Folha de S. Paulo


MAJOR OLIMPIO

Vícios no julgamento do Carandiru

Passados 24 anos da rebelião do Carandiru, finalmente tivemos uma decisão técnica e jurídica para fazer justiça aos policiais militares do Estado de São Paulo. O Tribunal de Justiça, com acerto, anulou os julgamentos que condenaram 74 PMs. Detectou na resolução do júri vícios insanáveis.

Por isso, causam repugnância as críticas à decisão dos desembargadores Ivan Sartori, Camilo Léllis e Edison Brandão. Os pseudodefensores dos direitos humanos contestam a anulação, mas nunca escreveram uma linha sequer em defesa das vítimas dos criminosos presos no Carandiru. Muito menos se manifestam em defesa dos policiais mortos por bandidos.

Os fatos são claros no caso Carandiru. Os inquéritos elaborados indicam que, após briga de gangues rivais dentro do presídio, houve confronto generalizado entre os presos. A situação tornou-se incontrolável, o que demandou a atuação da Polícia Militar.

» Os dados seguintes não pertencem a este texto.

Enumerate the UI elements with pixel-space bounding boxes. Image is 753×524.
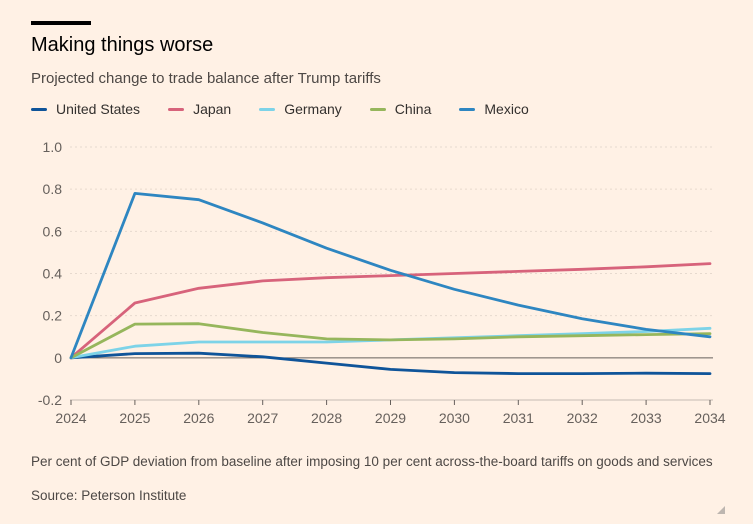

A tropa de choque teve autorização para entrar no pavilhão 9. Foi recebida a tiros, pedaços de pau, pedaços de ferro, facas contaminadas com sangue de portadores de Aids, sacos plásticos contendo urina.

Nessa rebelião, 22 policiais ficaram feridos. Foram apreendidos 13 revólveres, 165 estiletes de ferro, 25 pedaços de ferro, uma marreta de ferro, porções de cocaína e maconha. Dos 111 presos que morreram, 30 foram atacados pelos próprios detentos, o que demonstra a gravidade da situação.

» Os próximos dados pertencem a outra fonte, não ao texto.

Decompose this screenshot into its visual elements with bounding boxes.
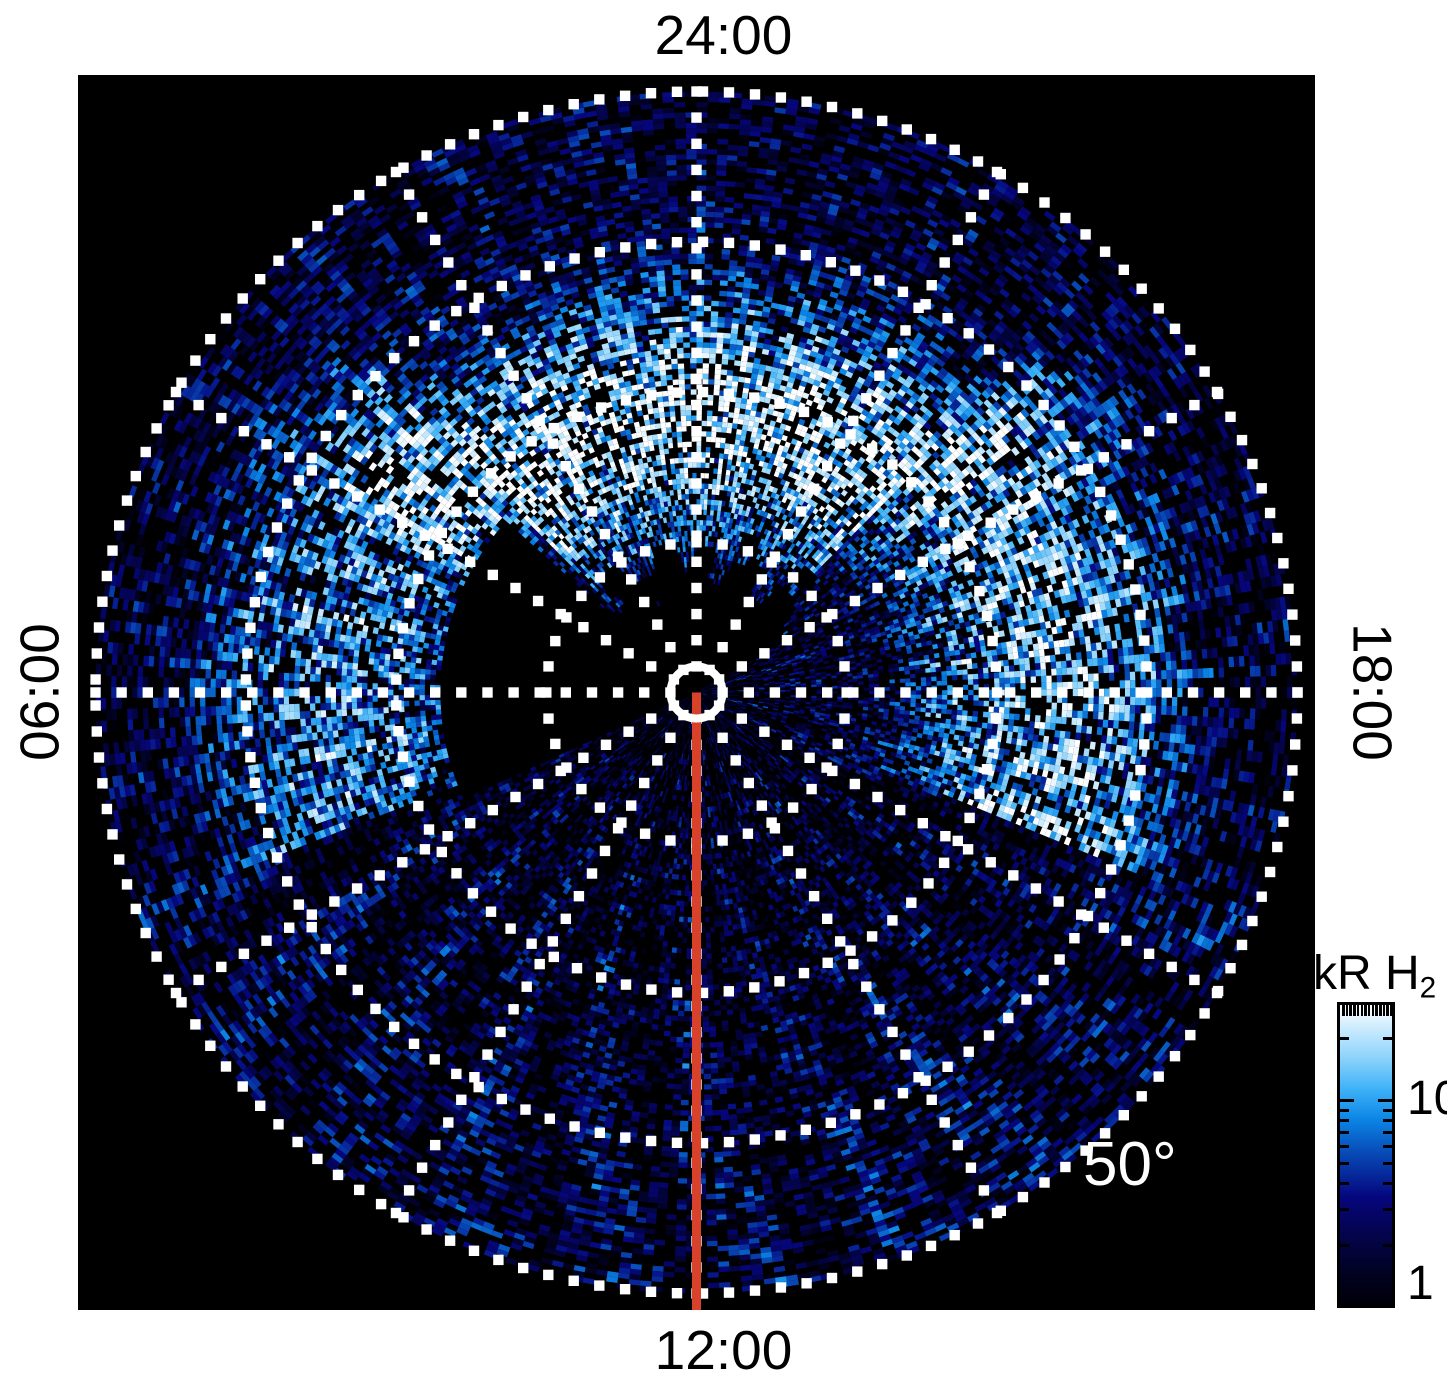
colorbar-tick bbox=[1383, 1181, 1392, 1185]
colorbar-tick bbox=[1340, 1099, 1354, 1103]
colorbar-tick bbox=[1342, 1005, 1345, 1016]
colorbar-tick-label-10: 10 bbox=[1407, 1072, 1447, 1125]
colorbar-tick bbox=[1340, 1108, 1349, 1112]
colorbar-tick bbox=[1383, 1119, 1392, 1123]
polar-grid bbox=[90, 86, 1303, 1299]
colorbar-unit-text: kR H bbox=[1313, 947, 1420, 1000]
colorbar-tick bbox=[1340, 1145, 1349, 1149]
colorbar-tick bbox=[1340, 1119, 1349, 1123]
auroral-emission-heatmap bbox=[95, 91, 1298, 1294]
colorbar-tick bbox=[1340, 1181, 1349, 1185]
colorbar-tick bbox=[1382, 1005, 1386, 1016]
colorbar-tick bbox=[1383, 1108, 1392, 1112]
colorbar-tick bbox=[1383, 1161, 1392, 1165]
colorbar-unit-subscript: 2 bbox=[1419, 971, 1437, 1005]
colorbar-tick bbox=[1367, 1005, 1371, 1016]
pole-marker-circle bbox=[666, 662, 727, 723]
colorbar-tick bbox=[1340, 1207, 1349, 1211]
colorbar-tick bbox=[1340, 1161, 1349, 1165]
mlt-label-left: 06:00 bbox=[8, 623, 71, 761]
colorbar-tick bbox=[1383, 1244, 1392, 1248]
colorbar-tick bbox=[1364, 1005, 1367, 1016]
colorbar-unit-label: kR H2 bbox=[1313, 950, 1436, 1003]
polar-plot-canvas: 50° bbox=[78, 75, 1315, 1310]
colorbar-tick bbox=[1386, 1005, 1389, 1016]
colorbar-tick bbox=[1383, 1037, 1392, 1040]
colorbar-tick bbox=[1353, 1005, 1356, 1016]
colorbar-tick bbox=[1379, 1005, 1382, 1016]
colorbar-tick bbox=[1345, 1005, 1349, 1016]
mlt-label-bottom: 12:00 bbox=[654, 1319, 793, 1381]
colorbar-tick bbox=[1356, 1005, 1360, 1016]
colorbar-gradient bbox=[1337, 1002, 1395, 1308]
colorbar-tick bbox=[1383, 1131, 1392, 1135]
colorbar-tick bbox=[1349, 1005, 1352, 1016]
colorbar-tick bbox=[1340, 1037, 1349, 1040]
mlt-label-top: 24:00 bbox=[654, 4, 793, 66]
mlt-label-right: 18:00 bbox=[1341, 623, 1404, 761]
colorbar-tick bbox=[1371, 1005, 1375, 1016]
colorbar-tick bbox=[1390, 1005, 1393, 1016]
colorbar-tick-label-1: 1 bbox=[1407, 1257, 1434, 1310]
colorbar: 10 1 bbox=[1337, 1002, 1447, 1308]
colorbar-tick bbox=[1378, 1099, 1392, 1103]
colorbar-tick bbox=[1375, 1005, 1378, 1016]
colorbar-tick bbox=[1340, 1131, 1349, 1135]
polar-plot-panel: 50° bbox=[78, 75, 1315, 1310]
latitude-ring-label: 50° bbox=[1083, 1130, 1177, 1199]
colorbar-tick bbox=[1360, 1005, 1364, 1016]
colorbar-tick bbox=[1383, 1207, 1392, 1211]
colorbar-tick bbox=[1383, 1145, 1392, 1149]
colorbar-tick bbox=[1340, 1244, 1349, 1248]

Nesse quadro de mortos e feridos, para que se possa denunciar alguém e submetê-lo a processo e julgamento, deve-se individualizar a conduta. Ou seja, determinar quem agiu, contra quem, com que instrumento. É necessário ainda fazer perícia do local do fato, das armas, dos possíveis autores e vítimas.

O laudo realizado, no entanto, não pôde afirmar quais armas atiraram. Não foi possível o confronto balístico do caso.

Percebe-se, portanto, que a condenação dos 74 policiais contém vícios sérios e insanáveis, que violam a Constituição Federal, os tratados internacionais de direitos humanos, os princípios do direito penal e processual penal. As condutas não foram individualizadas.

O processo penal não busca a condenação a qualquer custo, mas sim verificar o fundamento da pretensão punitiva -ou seja, se existem provas e elementos suficientes para justificar uma condenação.

O desembargador Ivan Sartori, relator do processo, afirmou: "Nós julgadores não podemos nos influenciar pela imprensa ou por quem se diz dos direitos humanos". Reconheceu que o promotor do caso burlou a lei ao imputar os homicídios aos membros da Polícia Militar. Fez uma denúncia coletiva, sem individualizar as condutas.

Gostaria de ressaltar, ainda, um fato que vivenciei, mais um indício do absurdo desse julgamento.

Pouco antes de morrer, o coronel Luiz Nakaharada, um dos policiais envolvidos na operação, contou-me, muito angustiado: "Na rebelião, eu fiquei o tempo todo com um megafone nas mãos, tentando persuadir os presos a se renderem. No tribunal, porém, alguns detentos disseram que 'o japonês com cara de general boliviano' é quem atirava".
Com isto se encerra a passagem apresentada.